CHINA> Regional
Lost army veteran finally back home
By Huang Zhiling (China Daily)
Updated: 2009-06-10 08:29

YUECHI, Sichuan: Liu Zhaohui, 88, has never had so many visitors.

Ever since the army veteran, who was stuck in Myanmar for 67 years, returned to his village Taojiago in Sichuan province's Yuechi county last Tuesday, there has been a queue of villagers outside his house eager to meet "the man who finally came back".

Lost army veteran finally back home


"I've been away from the village for 72 years, 67 of which I've spent in Myanmar," Liu almost shouts out. "I obviously appear to be a foreigner among the villagers here."

In March 1942, some 100,000 Chinese soldiers marched into Myanmar and freed about 7,000 British soldiers and 500 American missionaries and journalists held by Japanese troops after a fierce battle in Yenangyuang, reopening an all important Yunnan-Myanmar roadway.

Liu was one of them.

"We wore straw sandals, lived in tropical forests and often had nothing to eat," he told China Daily.

Once Liu and some 300 Chinese soldiers held their post on a mountain against more than 2,000 Japanese troops.

"We confronted the enemy for nearly half a month untilreinforcements arrived and eliminated the attackers," he said.

In 1944, Liu was separated from his army after a battle and lost all contact.
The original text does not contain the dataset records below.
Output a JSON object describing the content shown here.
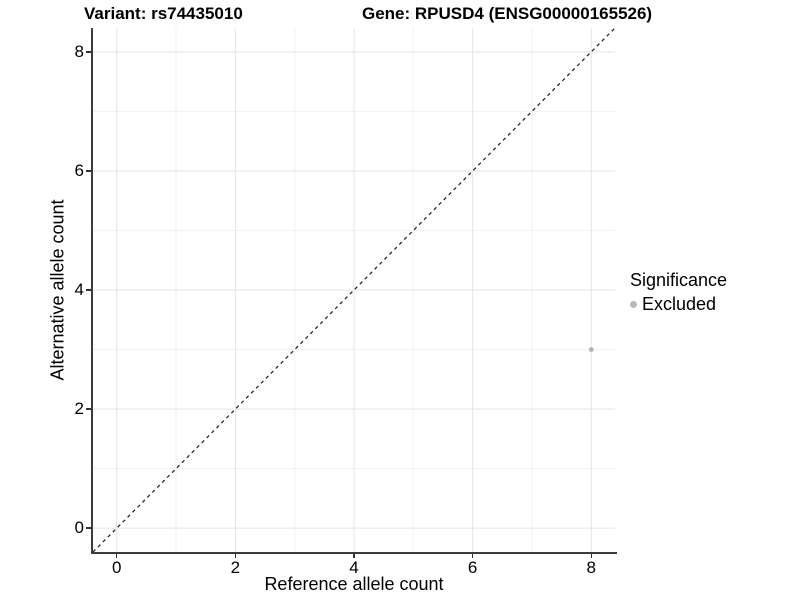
{
  "chart_data": {
    "type": "scatter",
    "title_left": "Variant: rs74435010",
    "title_right": "Gene: RPUSD4 (ENSG00000165526)",
    "xlabel": "Reference allele count",
    "ylabel": "Alternative allele count",
    "xlim": [
      -0.4,
      8.4
    ],
    "ylim": [
      -0.4,
      8.4
    ],
    "x_ticks": [
      0,
      2,
      4,
      6,
      8
    ],
    "y_ticks": [
      0,
      2,
      4,
      6,
      8
    ],
    "minor_gridlines": [
      1,
      3,
      5,
      7
    ],
    "grid": "on",
    "points": [
      {
        "x": 8,
        "y": 3,
        "series": "Excluded"
      }
    ],
    "reference_line": {
      "type": "identity y=x",
      "style": "dashed",
      "color": "#1a1a1a"
    },
    "legend": {
      "title": "Significance",
      "position": "right",
      "entries": [
        {
          "label": "Excluded",
          "color": "#b8b8b8"
        }
      ]
    },
    "colors": {
      "point": "#b3b3b3",
      "grid_major": "#e4e4e4",
      "grid_minor": "#f1f1f1",
      "axis_line": "#3c3c3c",
      "background": "#ffffff"
    }
  }
}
He settled in Lashio, Myanmar, chopping firewood and digging fields to earn his bread. Returning to China was beyond his budget.

Ten years later, Liu had bought a plot of land in Myanmar, married a Chinese woman from Yunnan and had four sons and a daughter.

All his letters to his parents and siblings were returned, as the township, where his village was located, had changed its name.

"I thought I would never be able to return home. Whatever money I had was not enough for a trip to China," he said.

But Sun Chunlong, a reporter with the Beijing-based Oriental Outlook, reversed the fate of Liu and 21 similar veterans when he learned of more than 1,000 veterans, ignored by the country they promised to serve, who had struggled for decades doing odd jobs to stay alive in Myanmar.

By the time he uncovered the truth, only 21 of the veterans were alive.

"All of them have just one common wish, which was to return home before they die," Sun said.

Last month, Oriental Outlook weekly announced it would sponsor the Chinese veterans' return to their homeland.

Nine of them, including Liu, arrived in China on May 30.

"We didn't believe our ears when Sun phoned and asked me if I wanted to meet my long lost uncle. He had been gone for 72 years. How could they have found him, I wondered," said Dai Zhengshu, Liu's nephew.

Dai's father, Dai Mingjin, 87, recognized his brother-in-law Liu the second he saw him. "It's the scar on his head. He got that after he hit his head on a rock when we had gone fishing down to the river," Dai said.

Liu had two elder sisters and two younger brothers, all of whom are now dead. Dai Mingjin and Zhou Weifang, 60, his brother's wife, are the only family he has left.

Liu recognizes the taste of his favorite dish - double-cooked pork - cooked almost every day in Zhou's house since his return, but cannot recognize his village.

"The houses are so much better now. Even the roads are a lot wider," he said.

Zhou's house might be simple, but it's enough for Liu to keep warm and happy.

"What can I say? I just feel very lucky to be back after so many years," he said.